Introduction
Postural tremor is an involuntary rhythmic shaking of a body part that occurs when the individual maintains a position against gravity. Postural tremor most often affects the upper limbs and can significantly impair daily activities. Timely and accurate diagnosis is essential for effective treatment. Essential tremor (ET) is a common cause of postural tremor [1]. Major differential diagnoses include essential tremor-plus, physiologic tremor, neurodegenerative disorders, drug-induced tremor, hereditary diseases, structural brain lesions, and metabolic disturbances. Clinicians often encounter difficulties distinguishing between these etiologies due to overlapping symptoms and atypical features. We present a case of postural tremor caused by Hirayama disease, a rare but important differential diagnosis of ET. The unique features of this case underscore the necessity to consider Hirayama disease when evaluating young men with hand tremors.
Case description
A 20-year-old man presented with a five-year history of progressive hand tremors. The tremor affected both hands and was usually triggered by extending arms or fingers. Nervousness aggravated it while resting alleviated it. The local clinic diagnosed him with essential tremor and prescribed arotinolol. However, the symptoms worsened. Past medical history was unremarkable. He graduated from high school and worked as a baker. He seldom drinks coffee. Smoking history and alcohol abuse were denied. His parents were nonconsanguineous. Other family members had no similar symptoms.

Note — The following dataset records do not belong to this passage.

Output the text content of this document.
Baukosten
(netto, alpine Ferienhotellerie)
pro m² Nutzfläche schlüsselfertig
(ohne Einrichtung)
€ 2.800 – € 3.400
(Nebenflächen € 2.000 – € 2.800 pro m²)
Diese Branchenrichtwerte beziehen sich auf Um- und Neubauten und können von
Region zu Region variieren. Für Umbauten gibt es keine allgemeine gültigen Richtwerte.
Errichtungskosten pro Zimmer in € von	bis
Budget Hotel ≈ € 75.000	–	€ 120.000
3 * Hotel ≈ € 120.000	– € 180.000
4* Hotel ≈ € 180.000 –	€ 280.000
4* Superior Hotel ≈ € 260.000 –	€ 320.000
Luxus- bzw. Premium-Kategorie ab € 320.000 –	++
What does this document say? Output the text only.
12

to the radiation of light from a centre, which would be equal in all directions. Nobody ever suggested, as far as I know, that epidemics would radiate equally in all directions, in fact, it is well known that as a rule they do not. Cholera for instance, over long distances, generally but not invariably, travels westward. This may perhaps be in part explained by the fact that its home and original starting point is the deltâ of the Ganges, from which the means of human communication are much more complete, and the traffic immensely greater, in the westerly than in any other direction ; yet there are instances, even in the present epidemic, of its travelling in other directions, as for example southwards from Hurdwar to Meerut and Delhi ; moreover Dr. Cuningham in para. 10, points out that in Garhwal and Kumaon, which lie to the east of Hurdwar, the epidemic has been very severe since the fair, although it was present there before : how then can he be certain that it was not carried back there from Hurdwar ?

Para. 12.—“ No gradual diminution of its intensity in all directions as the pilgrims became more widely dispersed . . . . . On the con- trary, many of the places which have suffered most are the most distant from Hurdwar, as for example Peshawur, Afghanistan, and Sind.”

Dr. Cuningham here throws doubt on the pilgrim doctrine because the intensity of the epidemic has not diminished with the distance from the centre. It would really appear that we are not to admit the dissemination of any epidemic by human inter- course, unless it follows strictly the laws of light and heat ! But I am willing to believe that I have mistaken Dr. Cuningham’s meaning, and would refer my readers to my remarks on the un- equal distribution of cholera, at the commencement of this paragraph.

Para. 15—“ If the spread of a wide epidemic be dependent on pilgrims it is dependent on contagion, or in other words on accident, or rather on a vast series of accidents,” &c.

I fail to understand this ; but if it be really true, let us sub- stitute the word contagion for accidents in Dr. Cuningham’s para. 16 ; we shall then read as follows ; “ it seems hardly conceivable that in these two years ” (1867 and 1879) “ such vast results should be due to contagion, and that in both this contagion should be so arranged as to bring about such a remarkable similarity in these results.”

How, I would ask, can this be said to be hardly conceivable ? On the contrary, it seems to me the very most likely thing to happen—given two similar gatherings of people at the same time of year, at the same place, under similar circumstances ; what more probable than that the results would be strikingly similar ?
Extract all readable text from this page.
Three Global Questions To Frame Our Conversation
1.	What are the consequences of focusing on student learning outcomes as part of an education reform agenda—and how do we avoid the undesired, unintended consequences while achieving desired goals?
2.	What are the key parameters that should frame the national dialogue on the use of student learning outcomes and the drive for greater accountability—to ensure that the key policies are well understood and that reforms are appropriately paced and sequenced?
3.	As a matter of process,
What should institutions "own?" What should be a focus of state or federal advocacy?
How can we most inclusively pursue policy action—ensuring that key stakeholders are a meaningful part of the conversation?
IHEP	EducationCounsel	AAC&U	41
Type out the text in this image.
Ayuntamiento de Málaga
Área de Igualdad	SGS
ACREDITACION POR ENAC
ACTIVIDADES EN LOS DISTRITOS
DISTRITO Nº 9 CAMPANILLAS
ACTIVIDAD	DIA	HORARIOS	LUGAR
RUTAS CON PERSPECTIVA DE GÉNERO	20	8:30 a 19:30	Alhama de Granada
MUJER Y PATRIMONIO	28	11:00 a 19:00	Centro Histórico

Neurological examinations were notable for asymmetric postural tremors affecting both hands (Video 1), with mild distal finger muscle wasting (Figure 1). Upon spiral drawing task, the kinetic tremors were subtle (Video 2). Cranial nerve tests, muscle strength, muscle tone, sensation tests, deep tendon reflexes, and coordination were basically normal. Pathological reflexes were absent.
Video 1 and 2
Prominent postural tremor and mild kinetic tremor.
Figure 1
Intrinsic muscle wasting in right hand.
This patient was featured by postural tremors affecting both hands. Common differential diagnoses include essential tremor, essential tremor-plus, physiologic tremor (stimulated by caffeine or nicotine, etc.), neurodegenerative disorders (Parkinson’s disease, dementia with Lewy bodies, etc.), drug-induced tremor, hereditary disease (Wilson’s disease, Fragile X-associated tremor/ataxia syndrome, etc.), structural brain lesions (stroke, tumors, vascular malformation, etc.), and metabolic disturbances (hyperthyroidism, hypoglycemia, etc.). To further clarify the diagnosis, the initial investigation plan included routine screenings for these etiologies.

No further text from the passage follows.